Decoding A and B signals from an encoder
Now we're going to change those two pulse trains (the A and B channels of the encoder) into one signal that pulses when the encoder rotates clockwise and another signal that pulses when the encoder rotates counterclockwise. The chip that does this for us is the LS7183. Hook up the LS7183 as shown on the datasheet. Choose Rbias according to the maximum frequency of encoder pulses you might ever see (based on the fastest the motor can rotate). Try setting the chip in x1, x2, and x4 counting modes, and look at the two pulse streams coming out of the LS7183. Make sure you understand the 3 different counting modes, and that the pulse streams you see make sense. You can see the pulses on a scope.

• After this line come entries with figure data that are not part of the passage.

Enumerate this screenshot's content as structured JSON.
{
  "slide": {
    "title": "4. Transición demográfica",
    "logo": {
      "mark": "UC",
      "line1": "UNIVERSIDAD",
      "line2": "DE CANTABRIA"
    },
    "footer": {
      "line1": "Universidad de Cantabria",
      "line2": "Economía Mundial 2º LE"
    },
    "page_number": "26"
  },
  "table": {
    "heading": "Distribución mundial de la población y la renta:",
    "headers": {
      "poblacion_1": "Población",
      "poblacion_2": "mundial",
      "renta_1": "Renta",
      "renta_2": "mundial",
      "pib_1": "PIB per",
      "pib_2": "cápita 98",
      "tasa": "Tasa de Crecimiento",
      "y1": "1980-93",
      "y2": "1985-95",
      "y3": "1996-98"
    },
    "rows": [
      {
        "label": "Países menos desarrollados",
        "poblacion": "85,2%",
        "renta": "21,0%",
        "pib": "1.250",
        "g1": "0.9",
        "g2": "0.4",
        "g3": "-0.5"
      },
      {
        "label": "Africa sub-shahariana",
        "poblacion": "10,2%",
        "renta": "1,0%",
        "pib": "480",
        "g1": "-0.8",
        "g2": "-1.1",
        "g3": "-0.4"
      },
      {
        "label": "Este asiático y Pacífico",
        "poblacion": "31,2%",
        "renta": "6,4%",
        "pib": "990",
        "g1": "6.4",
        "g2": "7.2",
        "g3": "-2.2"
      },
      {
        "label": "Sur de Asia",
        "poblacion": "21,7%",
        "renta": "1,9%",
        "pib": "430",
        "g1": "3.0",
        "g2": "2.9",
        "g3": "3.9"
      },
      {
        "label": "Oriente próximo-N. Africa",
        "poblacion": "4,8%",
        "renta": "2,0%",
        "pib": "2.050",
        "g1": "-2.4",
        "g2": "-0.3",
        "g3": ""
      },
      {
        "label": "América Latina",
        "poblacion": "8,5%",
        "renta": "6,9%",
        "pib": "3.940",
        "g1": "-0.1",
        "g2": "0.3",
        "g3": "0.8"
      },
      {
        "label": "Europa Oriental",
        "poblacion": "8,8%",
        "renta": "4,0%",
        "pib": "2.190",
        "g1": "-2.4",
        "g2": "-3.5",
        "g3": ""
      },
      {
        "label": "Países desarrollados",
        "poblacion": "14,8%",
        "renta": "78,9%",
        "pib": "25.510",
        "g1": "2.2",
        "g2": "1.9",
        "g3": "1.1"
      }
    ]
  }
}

They are SHORT pulses though, so if you use them to make an LED flash you won't see it.
- You can trigger a 555 timer chip on the low-going short pulses, and set the RC time constant such that the 555's output stays high for 1/100 second. The 555 is capable of supplying large currents. That's plenty of time and current for a nice flash from an LED.
- We could send the two pulse trains from the LS7183 to an up-down binary counter. An up-down conuter has one input that increments the count on a rising or falling edge, and another input that decrements. See the LS7183 datasheet, for examples.
- The LS7184 differs from the LS7183: instead of having pulse outputs for "count up" and "count down", it has one output for "count" and another for "up vs. down.". The latter stays high or low indefinately (until the direction of rotation changes), so that's a signal you can visualize with an LED.
LEDs are dim at 1mA and bright at 20mA. Choose a resistor that will give you the right amount of current through the LED. Keep in mind that the LS7183/4 will only source or sink about 1mA, so you may want some kind of buffer to provide a larger current. Logic chips vary widely in their output current capabilities. Often inverters are used in this buffering role.